O problema é ainda maior porque essa é uma lógica que começa no início da vida do cidadão, em casa, na falta de direitos básicos, e segue quase sem possibilidade de mobilidade social.

Um estudo da FGV publicado nesta quarta (17) demonstra que a renda familiar influencia diretamente no desempenho do aluno no Enem, além de outros fatores de vulnerabilidade. Nesse sentido, a pessoa que nasce em situação de pobreza, se mantém nela até morrer —ou morre dela, por falta de estrutura, alimentação, oportunidades, emprego, educação.

Lisura e credibilidade em risco

O Enem foi criado em 1998, no primeiro mandato do presidente Fernando Henrique Cardoso (PSDB). Naquela época, o ministro da Educação era Paulo Renato Souza. Até 2003, o exame era aplicado para avaliar o desempenho dos alunos do ensino médio. Na primeira edição, 157 mil estudantes se inscreveram.

Em 2004, o então ministro da Educação, Tarso Genro, no governo Lula, instituiu o Prouni (Programa Universidade para Todos). Com isso, universidades passaram a considerar as notas obtidas no Enem para conceder bolsas de estudo. No ano seguinte, quando Fernando Haddad esteve à frente da pasta, 3 milhões de alunos se inscreveram para fazer a prova.

Ainda na gestão de Haddad, em 2009, aconteceu o escândalo do vazamento das provas do Enem, revelado pela jornalista Renata Cafardo, no Estadão. O furto foi descoberto dois dias antes do exame e as provas tiveram de ser adiadas, prejudicando mais de 4 milhões de estudantes e causando prejuízos milionários. O material foi roubado de dentro da gráfica. Por conta disso, o esquema de segurança foi aprimorado pelo Inep (Instituto Nacional de Estudos e Pesquisas Educacionais Anísio Teixeira).

O Enem se tornou um dos três maiores vestibulares unificados do mundo, ao lado do "gao kao", aplicado na China, e do "Scholastic Aptitude Test (SAT)", nos Estados Unidos. É a principal porta de entrada para o ensino superior hoje no país.

Deputados de partidos de oposição disseram, em entrevista coletiva nesta quarta (16), que querem ouvir o ministro da Educação, Milton Ribeiro, e o presidente do Inep, Danilo Dupas. Na semana passada, 37 servidores do Inep pediram demissão coletiva. Os motivos não foram esclarecidos.

Uma reportagem do Fantástico (TV Globo) deste domingo (14), mostrou que houve tentativas de interferir no conteúdo das provas, intimidação e indicou o despreparo de Dupas, atual presidente.

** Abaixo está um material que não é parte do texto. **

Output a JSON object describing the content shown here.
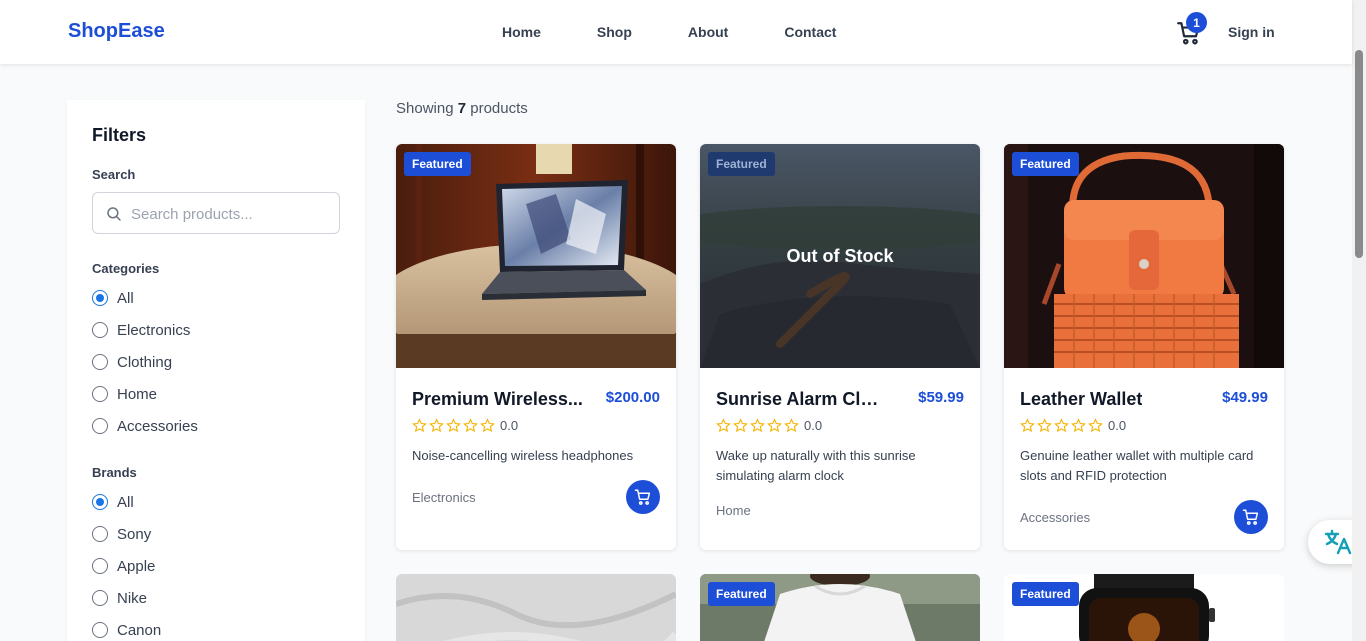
{
  "header": {
    "logo": "ShopEase",
    "nav": [
      "Home",
      "Shop",
      "About",
      "Contact"
    ],
    "cart_count": "1",
    "signin": "Sign in"
  },
  "sidebar": {
    "title": "Filters",
    "search_label": "Search",
    "search_placeholder": "Search products...",
    "categories_label": "Categories",
    "categories": [
      "All",
      "Electronics",
      "Clothing",
      "Home",
      "Accessories"
    ],
    "categories_selected": "All",
    "brands_label": "Brands",
    "brands": [
      "All",
      "Sony",
      "Apple",
      "Nike",
      "Canon"
    ],
    "brands_selected": "All"
  },
  "main": {
    "showing_prefix": "Showing",
    "showing_count": "7",
    "showing_suffix": "products",
    "products": [
      {
        "badge": "Featured",
        "name": "Premium Wireless...",
        "price": "$200.00",
        "rating": "0.0",
        "description": "Noise-cancelling wireless headphones",
        "category": "Electronics",
        "out_of_stock": false
      },
      {
        "badge": "Featured",
        "name": "Sunrise Alarm Clock",
        "price": "$59.99",
        "rating": "0.0",
        "description": "Wake up naturally with this sunrise simulating alarm clock",
        "category": "Home",
        "out_of_stock": true,
        "overlay": "Out of Stock"
      },
      {
        "badge": "Featured",
        "name": "Leather Wallet",
        "price": "$49.99",
        "rating": "0.0",
        "description": "Genuine leather wallet with multiple card slots and RFID protection",
        "category": "Accessories",
        "out_of_stock": false
      }
    ],
    "row2_badges": [
      "Featured",
      "Featured"
    ]
  },
  "colors": {
    "brand": "#1d4ed8",
    "star": "#f5b301",
    "radio_checked": "#1a73e8"
  },
  "icons": [
    "cart-icon",
    "search-icon",
    "star-outline-icon",
    "add-to-cart-icon",
    "translate-icon"
  ]
}
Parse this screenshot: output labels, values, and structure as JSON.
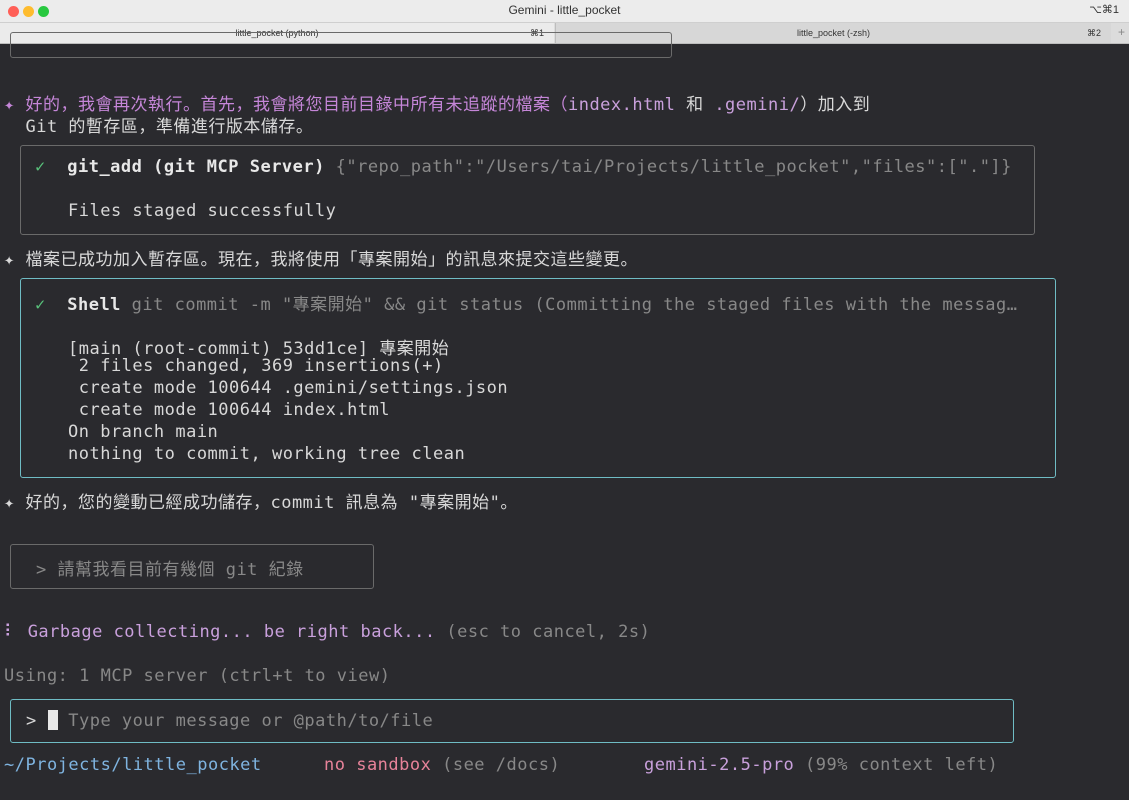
{
  "window": {
    "title": "Gemini - little_pocket",
    "shortcut": "⌥⌘1"
  },
  "tabs": [
    {
      "label": "little_pocket (python)",
      "shortcut": "⌘1"
    },
    {
      "label": "little_pocket (-zsh)",
      "shortcut": "⌘2"
    }
  ],
  "tab_add": "+",
  "messages": {
    "msg1_prefix": "✦ 好的，我會再次執行。首先，我會將您目前目錄中所有未追蹤的檔案（",
    "msg1_file1": "index.html",
    "msg1_mid": " 和 ",
    "msg1_file2": ".gemini/",
    "msg1_suffix": "）加入到",
    "msg1_line2": "  Git 的暫存區，準備進行版本儲存。",
    "msg2": "✦ 檔案已成功加入暫存區。現在，我將使用「專案開始」的訊息來提交這些變更。",
    "msg3": "✦ 好的，您的變動已經成功儲存，commit 訊息為 \"專案開始\"。"
  },
  "tool1": {
    "check": "✓",
    "name": "git_add (git MCP Server)",
    "args": " {\"repo_path\":\"/Users/tai/Projects/little_pocket\",\"files\":[\".\"]}",
    "output": "Files staged successfully"
  },
  "tool2": {
    "check": "✓",
    "name": "Shell",
    "args": " git commit -m \"專案開始\" && git status (Committing the staged files with the messag…",
    "output": [
      "[main (root-commit) 53dd1ce] 專案開始",
      " 2 files changed, 369 insertions(+)",
      " create mode 100644 .gemini/settings.json",
      " create mode 100644 index.html",
      "On branch main",
      "nothing to commit, working tree clean"
    ]
  },
  "queued_prompt": "> 請幫我看目前有幾個 git 紀錄",
  "status": {
    "spinner": "⠇",
    "text": " Garbage collecting... be right back...",
    "hint": " (esc to cancel, 2s)"
  },
  "mcp_line": "Using: 1 MCP server (ctrl+t to view)",
  "input": {
    "prompt": ">",
    "placeholder": "Type your message or @path/to/file"
  },
  "footer": {
    "cwd": "~/Projects/little_pocket",
    "sandbox": "no sandbox",
    "sandbox_hint": " (see /docs)",
    "model": "gemini-2.5-pro",
    "context": " (99% context left)"
  }
}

O deputado federal Ricardo Barros (Progressistas-PR) afirmou que a causa seria ideológica. "Eles [que se demitiram] percebem que não vão se encaixar no novo projeto e acabam criando um fato, para parecer que eles é que estão saindo. Mas eles iam ser saídos mesmo. Está tudo certo, não tem nada demais", disse. O ministro Milton Ribeiro afirmou que não houve qualquer interferência.

Na campanha de 2018, Bolsonaro prometeu que seus ministros seriam escolhidos a partir de critérios técnicos. Mentiu. Botou militares em cargos-chave e criou uma ala ideológica para dar suporte às suas ideias, ganhando capilaridade nos órgãos. Aparelhou instituições como as Forças Armadas, a Polícia Federal, o sistema de Justiça, a Polícia Militar e até o Inep. É urgente investigar.